Saarbrücken. „Im Saarland zählt, was Kinder in den Köpfen haben und nicht, was ihre Eltern im Geldbeutel haben“– auf diese einprägsame Formel reduzierte gestern Saar-Kultusminister Ulrich Commerçon (SPD) die Ergebnisse von bundesweiten Bildungsstudien, die belegen, dass das Saarland in Sachen Bildungsgerechtigkeit gut abschneidet. Er wertet dies als Bestätigung seiner sozialdemokratischen Bildungspolitik. Doch genug ist nicht genug. Der Minister gibt sich beispielsweise nicht zufrieden mit der Verdreifachung der Schülerzahlen an gebundenen Ganztagsschulen seit Beginn der Legislaturperiode. Gestern nutzte er das Sommergespräch kurz vor Schulstart-Beginn am Montag, um zentrale Wahlkampf-Themen zu platzieren. „Mein Ziel ist echte Wahlfreiheit und ein Rechtsanspruch auf Ganztagesunterricht“, sagte er. Die vergangenen Jahre hätten bewiesen, dass der Bedarf da sei und weiter wachse. 26 Standorte mit Ganztagesangeboten für 5400 Schüler gebe es bereits. Außerdem, so Commerçon, setze er sich für „kostenlose Bildung von Anfang an“ein, sprich für eine komplette Beitragsfreistellung für Kindergarten-Plätze. Auf 50 Millionen Euro jährlich bezifferte er die Mehrkosten für das Land, käme es für drei Jahre zu einer Totalentlastung der Eltern. Diese generelle Beitragsfreiheit lasse sich nicht in einem Schritt realisieren, sondern nur mit einem Stufenplan, bei dem sich die Beiträge zunächst am Einkommen der Eltern orientierten. Acht bis neun Jahre könne es bis zur kompletten Freistellung dauern, sagte Commerçon der SZ.

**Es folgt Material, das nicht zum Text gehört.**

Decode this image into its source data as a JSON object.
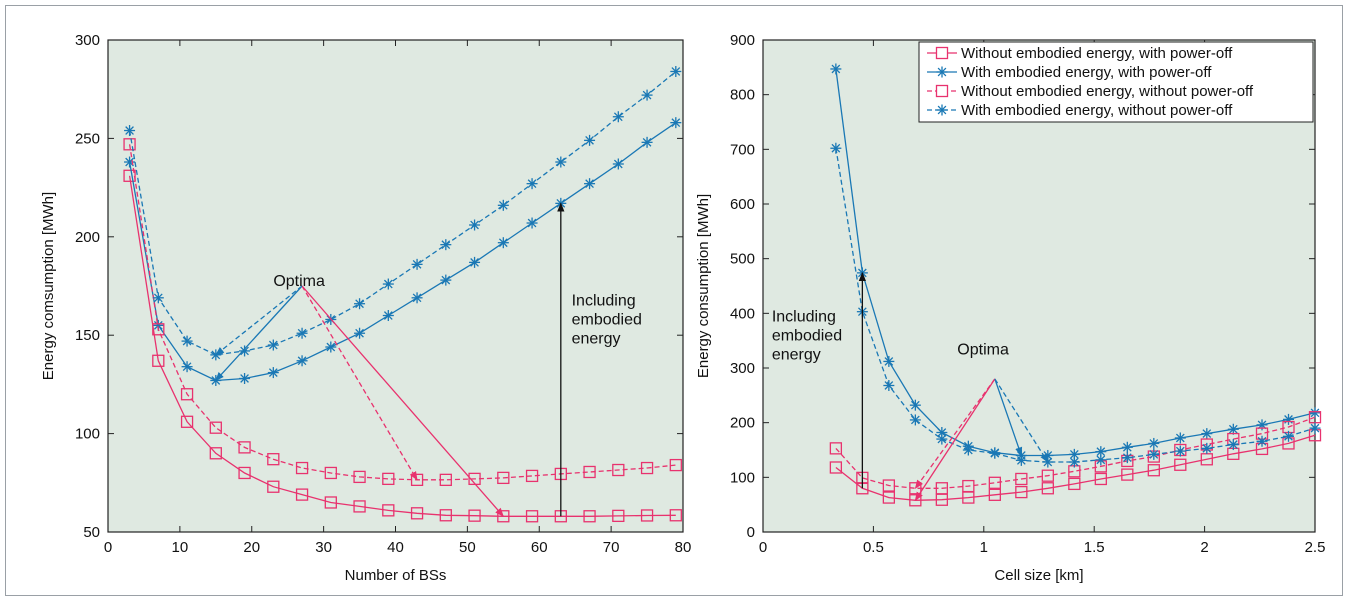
{
  "colors": {
    "red": "#e8326e",
    "blue": "#1a78b5",
    "plot_bg": "#dfe9e1",
    "axis": "#222222"
  },
  "chart_data": [
    {
      "type": "line",
      "xlabel": "Number of BSs",
      "ylabel": "Energy comsumption [MWh]",
      "xlim": [
        0,
        80
      ],
      "ylim": [
        50,
        300
      ],
      "xticks": [
        0,
        10,
        20,
        30,
        40,
        50,
        60,
        70,
        80
      ],
      "yticks": [
        50,
        100,
        150,
        200,
        250,
        300
      ],
      "grid": false,
      "legend": "none",
      "x": [
        3,
        7,
        11,
        15,
        19,
        23,
        27,
        31,
        35,
        39,
        43,
        47,
        51,
        55,
        59,
        63,
        67,
        71,
        75,
        79
      ],
      "series": [
        {
          "color": "red",
          "dash": false,
          "marker": "square",
          "values": [
            231,
            137,
            106,
            90,
            80,
            73,
            69,
            65,
            63,
            61,
            59.5,
            58.5,
            58.3,
            58,
            58,
            58,
            58,
            58.2,
            58.4,
            58.5
          ]
        },
        {
          "color": "blue",
          "dash": false,
          "marker": "asterisk",
          "values": [
            238,
            155,
            134,
            127,
            128,
            131,
            137,
            144,
            151,
            160,
            169,
            178,
            187,
            197,
            207,
            217,
            227,
            237,
            248,
            258
          ]
        },
        {
          "color": "red",
          "dash": true,
          "marker": "square",
          "values": [
            247,
            153,
            120,
            103,
            93,
            87,
            82.5,
            80,
            78,
            77,
            76.5,
            76.5,
            77,
            77.5,
            78.5,
            79.5,
            80.5,
            81.5,
            82.5,
            84
          ]
        },
        {
          "color": "blue",
          "dash": true,
          "marker": "asterisk",
          "values": [
            254,
            169,
            147,
            140,
            142,
            145,
            151,
            158,
            166,
            176,
            186,
            196,
            206,
            216,
            227,
            238,
            249,
            261,
            272,
            284
          ]
        }
      ],
      "annotations": [
        {
          "id": "optima",
          "text": [
            "Optima"
          ],
          "x": 23,
          "y": 175
        },
        {
          "id": "including",
          "text": [
            "Including",
            "embodied",
            "energy"
          ],
          "x": 64.5,
          "y": 165
        }
      ]
    },
    {
      "type": "line",
      "xlabel": "Cell size [km]",
      "ylabel": "Energy consumption [MWh]",
      "xlim": [
        0,
        2.5
      ],
      "ylim": [
        0,
        900
      ],
      "xticks": [
        0,
        0.5,
        1,
        1.5,
        2,
        2.5
      ],
      "yticks": [
        0,
        100,
        200,
        300,
        400,
        500,
        600,
        700,
        800,
        900
      ],
      "grid": false,
      "legend": "top-right",
      "x": [
        0.33,
        0.45,
        0.57,
        0.69,
        0.81,
        0.93,
        1.05,
        1.17,
        1.29,
        1.41,
        1.53,
        1.65,
        1.77,
        1.89,
        2.01,
        2.13,
        2.26,
        2.38,
        2.5
      ],
      "series": [
        {
          "name": "Without embodied energy, with power-off",
          "color": "red",
          "dash": false,
          "marker": "square",
          "values": [
            118,
            80,
            63,
            58,
            59,
            63,
            68,
            73,
            80,
            88,
            97,
            105,
            113,
            123,
            133,
            143,
            152,
            162,
            177
          ]
        },
        {
          "name": "With embodied energy, with power-off",
          "color": "blue",
          "dash": false,
          "marker": "asterisk",
          "values": [
            847,
            474,
            312,
            232,
            182,
            157,
            145,
            140,
            140,
            142,
            147,
            155,
            162,
            172,
            180,
            188,
            196,
            206,
            218
          ]
        },
        {
          "name": "Without embodied energy, without power-off",
          "color": "red",
          "dash": true,
          "marker": "square",
          "values": [
            153,
            99,
            85,
            80,
            80,
            84,
            90,
            97,
            103,
            111,
            120,
            130,
            138,
            150,
            160,
            170,
            180,
            192,
            210
          ]
        },
        {
          "name": "With embodied energy, without power-off",
          "color": "blue",
          "dash": true,
          "marker": "asterisk",
          "values": [
            702,
            403,
            268,
            205,
            170,
            150,
            144,
            131,
            128,
            128,
            132,
            136,
            142,
            148,
            153,
            160,
            166,
            175,
            190
          ]
        }
      ],
      "annotations": [
        {
          "id": "optima",
          "text": [
            "Optima"
          ],
          "x": 0.88,
          "y": 325
        },
        {
          "id": "including",
          "text": [
            "Including",
            "embodied",
            "energy"
          ],
          "x": 0.04,
          "y": 385
        }
      ]
    }
  ]
}
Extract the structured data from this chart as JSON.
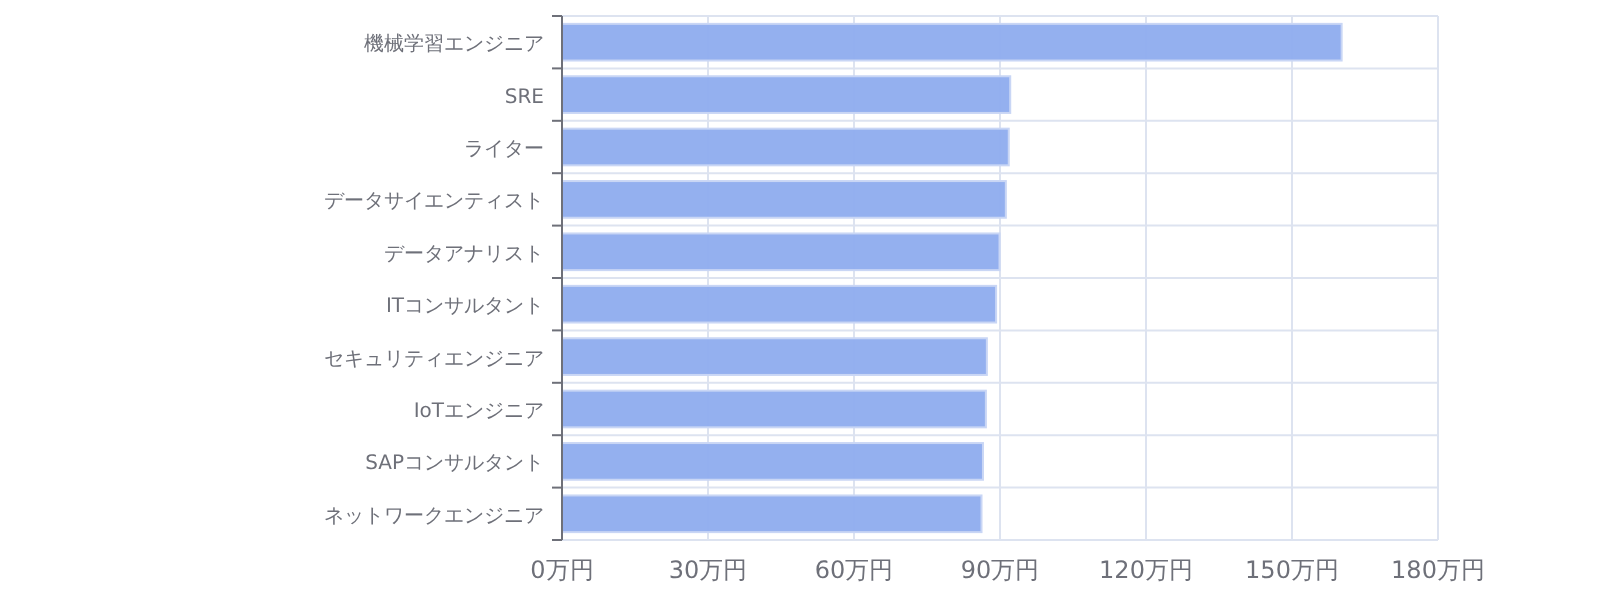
{
  "chart_data": {
    "type": "bar",
    "orientation": "horizontal",
    "categories": [
      "機械学習エンジニア",
      "SRE",
      "ライター",
      "データサイエンティスト",
      "データアナリスト",
      "ITコンサルタント",
      "セキュリティエンジニア",
      "IoTエンジニア",
      "SAPコンサルタント",
      "ネットワークエンジニア"
    ],
    "values": [
      160.2,
      92.1,
      91.8,
      91.2,
      89.9,
      89.2,
      87.3,
      87.1,
      86.5,
      86.2
    ],
    "color": "#8eacee",
    "xlim": [
      0,
      180
    ],
    "xticks": [
      {
        "value": 0,
        "label": "0万円"
      },
      {
        "value": 30,
        "label": "30万円"
      },
      {
        "value": 60,
        "label": "60万円"
      },
      {
        "value": 90,
        "label": "90万円"
      },
      {
        "value": 120,
        "label": "120万円"
      },
      {
        "value": 150,
        "label": "150万円"
      },
      {
        "value": 180,
        "label": "180万円"
      }
    ],
    "grid": true
  }
}
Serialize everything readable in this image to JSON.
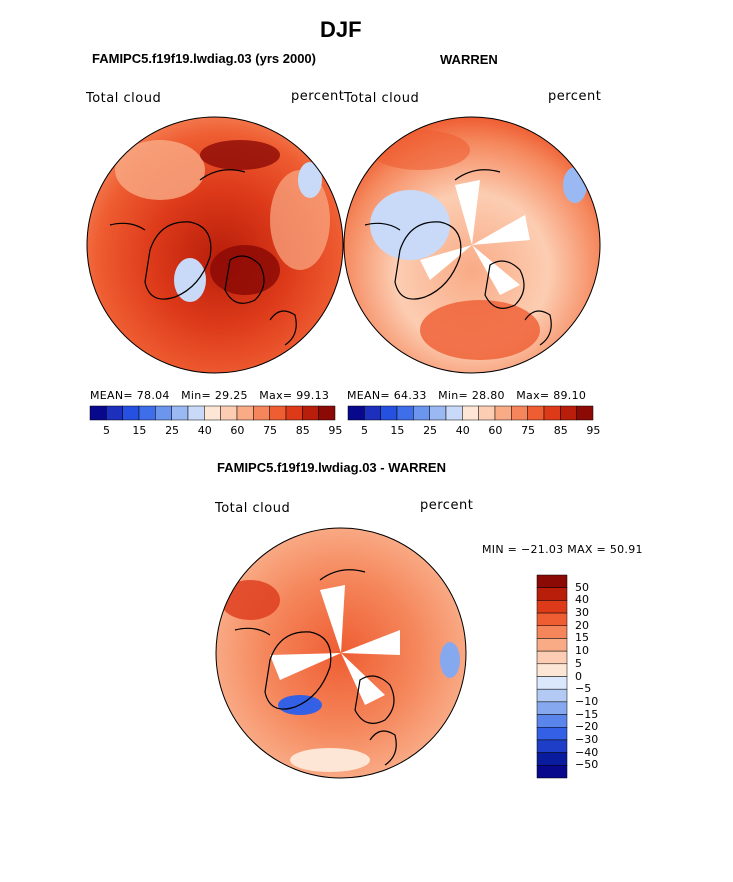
{
  "chart_data": {
    "type": "heatmap",
    "title": "DJF",
    "variable": "Total cloud",
    "units": "percent",
    "panels": [
      {
        "id": "model",
        "subtitle": "FAMIPC5.f19f19.lwdiag.03 (yrs 2000)",
        "variable": "Total cloud",
        "units": "percent",
        "mean_label": "MEAN=",
        "mean": "78.04",
        "min_label": "Min=",
        "min": "29.25",
        "max_label": "Max=",
        "max": "99.13",
        "colorbar_labels": [
          "5",
          "15",
          "25",
          "40",
          "60",
          "75",
          "85",
          "95"
        ]
      },
      {
        "id": "obs",
        "subtitle": "WARREN",
        "variable": "Total cloud",
        "units": "percent",
        "mean_label": "MEAN=",
        "mean": "64.33",
        "min_label": "Min=",
        "min": "28.80",
        "max_label": "Max=",
        "max": "89.10",
        "colorbar_labels": [
          "5",
          "15",
          "25",
          "40",
          "60",
          "75",
          "85",
          "95"
        ]
      },
      {
        "id": "diff",
        "subtitle": "FAMIPC5.f19f19.lwdiag.03 - WARREN",
        "variable": "Total cloud",
        "units": "percent",
        "minmax_label": "MIN = −21.03 MAX =  50.91",
        "colorbar_labels": [
          "50",
          "40",
          "30",
          "20",
          "15",
          "10",
          "5",
          "0",
          "−5",
          "−10",
          "−15",
          "−20",
          "−30",
          "−40",
          "−50"
        ]
      }
    ],
    "abs_colors": [
      "#08088c",
      "#1c2fbd",
      "#2650e0",
      "#3f6eea",
      "#6c96ee",
      "#9ab8f2",
      "#c8daf8",
      "#fde6d6",
      "#fccdb2",
      "#f9ab86",
      "#f5865b",
      "#ef5d32",
      "#dd3a1a",
      "#b81e0a",
      "#8c0a06"
    ],
    "diff_colors": [
      "#8c0a06",
      "#b81e0a",
      "#dd3a1a",
      "#ef5d32",
      "#f5865b",
      "#f9ab86",
      "#fccdb2",
      "#fde6d6",
      "#dbe7fa",
      "#b3cbf4",
      "#86a8ef",
      "#5a85ea",
      "#3360e4",
      "#1e3ec8",
      "#0a1c9e",
      "#08088c"
    ]
  }
}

Derzeit sind nur die Gebühren für das dritte Kita-Jahr einkommensabhängig. Nach 1999 schaffte eine CDU-Landesregierung die Gebühren fürs dritte Kindergartenjahr komplett ab, doch 2011 wurde dies wieder kassiert, um beim Bund-LänderFinanzausgleich nicht den Vorwurf zu provozieren, das Saarland leiste sich unverschämt viel mehr als die Geberländer. Der jetzige Bildungsminister lässt sich davon offensichtlich nicht schrecken. Commerçon hat bereits erlebt, dass (sozialdemokratische) Anliegen, die zunächst undenkbar schienen, durchlaufen, etwa die Erhöhung der Lehrerzahl – 289 zusätzliche Kräfte wurden seit 2014/2015 eingestellt. „Der im Koalitionsvertrag vereinbarte Abbau ist ausgesetzt“, so Commerçon. Nicht nur die Flüchtlingskinder hätten diese Entwicklung befördert, auch die längere Verweildauer an Schulen und höhere Geburtenraten als noch 2010 prognostiziert – etwa plus 2,5 Prozent im Jahr 2015 (2014: plus sieben Prozent). „Im Saarland kommen wieder mehr Kinder zur Welt. Das ist ein gutes Zukunftszeichen“, so der Minister. Junge Familien sähen bessere Chancen, Beruf und Familie zu vereinbaren. Commerçon führt dies auch auf seine aktive Ganztagsbetreuungs-Politik zurück. So sei auch die Anzahl der Krippenplätze seit 2012 um 60 Prozent (2379 Plätze) gesteigert worden. Im Saarland gebe es aktuell eine Versorgungsquote von 31 Prozent: „Wir möchten in den nächsten Jahren auf 40 Prozent kommen.“Wobei Commerçon die unterschiedliche Nachfragesituation in Ballungsgebieten und auf dem Land berücksichtigen will: „Eltern bevorzugen arbeitsplatznahe Krippenplätze“, sagte er. Deshalb müsse es mehr Plätze in Städten geben.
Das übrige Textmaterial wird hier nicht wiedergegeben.